Thomas Vachey résume la situation : « Les réglementations évoluent, c'est une bonne chose, notamment sur nos impacts environnementaux. Mais cette excellence a un prix, et il faut être capable de l'assumer ». Les syndicats doivent également composer avec des facteurs exogènes comme la possible application de la taxe carbone sur les rejets atmosphériques ou la hausse programmée de la taxe générale sur les activités polluantes.

Cette dernière pourrait coûter près de 500 000 euros supplémentaires au Sitcom Côte sud pour le traitement de ses 91 000 tonnes annuelles. Pour l'enfouissement, la taxe passera de 65 euros la tonne en 2025 à 85 euros en 2030.

La recherche de synergies entre structures publiques

Face à ces défis, la coopération entre syndicats landais apparaît comme une nécessité. « C'est tout l'enjeu et la difficulté de la gestion des déchets, d'où l'intérêt des synergies entre structures publiques », insiste Thomas Vachey.
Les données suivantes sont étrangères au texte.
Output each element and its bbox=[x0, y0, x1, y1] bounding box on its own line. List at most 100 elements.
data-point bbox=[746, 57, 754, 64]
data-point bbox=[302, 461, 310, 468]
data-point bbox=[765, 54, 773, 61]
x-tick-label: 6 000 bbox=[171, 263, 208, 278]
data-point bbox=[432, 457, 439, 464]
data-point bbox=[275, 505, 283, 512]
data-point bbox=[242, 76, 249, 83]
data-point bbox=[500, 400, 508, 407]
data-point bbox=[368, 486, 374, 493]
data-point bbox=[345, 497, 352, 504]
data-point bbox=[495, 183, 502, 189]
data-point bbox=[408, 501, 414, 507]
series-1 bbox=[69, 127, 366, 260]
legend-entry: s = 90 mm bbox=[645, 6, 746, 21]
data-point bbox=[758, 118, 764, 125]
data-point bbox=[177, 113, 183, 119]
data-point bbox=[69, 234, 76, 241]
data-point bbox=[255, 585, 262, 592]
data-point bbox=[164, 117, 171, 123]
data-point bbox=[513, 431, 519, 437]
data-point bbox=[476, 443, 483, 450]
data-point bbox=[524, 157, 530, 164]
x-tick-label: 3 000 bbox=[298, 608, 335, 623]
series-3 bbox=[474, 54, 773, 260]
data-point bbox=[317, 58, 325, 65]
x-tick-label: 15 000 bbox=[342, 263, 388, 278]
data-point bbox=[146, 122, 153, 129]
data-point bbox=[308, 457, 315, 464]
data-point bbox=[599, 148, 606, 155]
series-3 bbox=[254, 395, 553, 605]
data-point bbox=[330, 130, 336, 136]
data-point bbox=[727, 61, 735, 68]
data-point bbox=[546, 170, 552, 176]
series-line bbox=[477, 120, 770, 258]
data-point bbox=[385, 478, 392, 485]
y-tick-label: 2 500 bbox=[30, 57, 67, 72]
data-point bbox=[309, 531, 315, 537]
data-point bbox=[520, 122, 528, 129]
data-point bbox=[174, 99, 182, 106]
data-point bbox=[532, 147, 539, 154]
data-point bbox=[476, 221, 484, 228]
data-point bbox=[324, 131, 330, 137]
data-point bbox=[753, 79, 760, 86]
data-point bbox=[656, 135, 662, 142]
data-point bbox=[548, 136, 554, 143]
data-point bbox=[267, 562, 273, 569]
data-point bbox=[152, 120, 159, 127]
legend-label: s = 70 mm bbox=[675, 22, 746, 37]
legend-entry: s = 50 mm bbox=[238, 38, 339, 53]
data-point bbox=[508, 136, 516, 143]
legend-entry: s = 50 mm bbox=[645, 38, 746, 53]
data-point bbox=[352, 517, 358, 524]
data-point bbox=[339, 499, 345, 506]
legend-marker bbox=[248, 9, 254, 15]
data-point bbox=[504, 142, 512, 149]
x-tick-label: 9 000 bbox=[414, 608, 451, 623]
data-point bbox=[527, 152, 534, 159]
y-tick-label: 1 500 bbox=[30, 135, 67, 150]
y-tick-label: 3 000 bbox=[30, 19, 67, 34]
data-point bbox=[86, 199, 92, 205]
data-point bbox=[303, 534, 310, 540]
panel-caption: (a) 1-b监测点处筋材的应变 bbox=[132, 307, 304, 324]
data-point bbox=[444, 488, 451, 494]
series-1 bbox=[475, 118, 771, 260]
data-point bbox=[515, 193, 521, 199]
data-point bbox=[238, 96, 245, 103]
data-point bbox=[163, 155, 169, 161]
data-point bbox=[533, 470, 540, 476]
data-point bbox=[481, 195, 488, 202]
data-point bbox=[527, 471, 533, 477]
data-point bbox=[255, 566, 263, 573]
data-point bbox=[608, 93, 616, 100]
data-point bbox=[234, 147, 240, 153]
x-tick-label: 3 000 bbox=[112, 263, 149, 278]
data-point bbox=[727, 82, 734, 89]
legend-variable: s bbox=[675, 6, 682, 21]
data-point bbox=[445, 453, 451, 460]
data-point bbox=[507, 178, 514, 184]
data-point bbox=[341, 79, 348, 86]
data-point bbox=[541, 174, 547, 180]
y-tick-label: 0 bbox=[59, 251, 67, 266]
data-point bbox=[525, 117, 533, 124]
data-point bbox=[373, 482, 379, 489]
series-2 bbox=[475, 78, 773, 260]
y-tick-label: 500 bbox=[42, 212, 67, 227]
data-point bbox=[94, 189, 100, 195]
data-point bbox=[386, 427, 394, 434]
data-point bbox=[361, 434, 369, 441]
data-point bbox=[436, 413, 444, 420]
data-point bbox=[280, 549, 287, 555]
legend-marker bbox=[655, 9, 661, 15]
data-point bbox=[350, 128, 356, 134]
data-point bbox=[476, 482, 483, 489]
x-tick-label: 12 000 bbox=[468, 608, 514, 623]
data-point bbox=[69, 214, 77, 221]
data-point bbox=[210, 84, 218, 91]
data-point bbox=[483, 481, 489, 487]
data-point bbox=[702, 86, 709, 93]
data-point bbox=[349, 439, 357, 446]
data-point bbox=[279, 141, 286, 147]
Cette mutualisation des moyens et des infrastructures pourrait permettre de maintenir une certaine autonomie départementale dans la gestion des déchets, face à des opérateurs privés pour qui ces évolutions représentent une manne financière.

La transition vers de nouveaux modes de traitement s'annonce donc complexe, coûteuse et nécessitant une adaptation rapide de tous les acteurs, des collectivités aux usagers, dans un contexte réglementaire de plus en plus exigeant.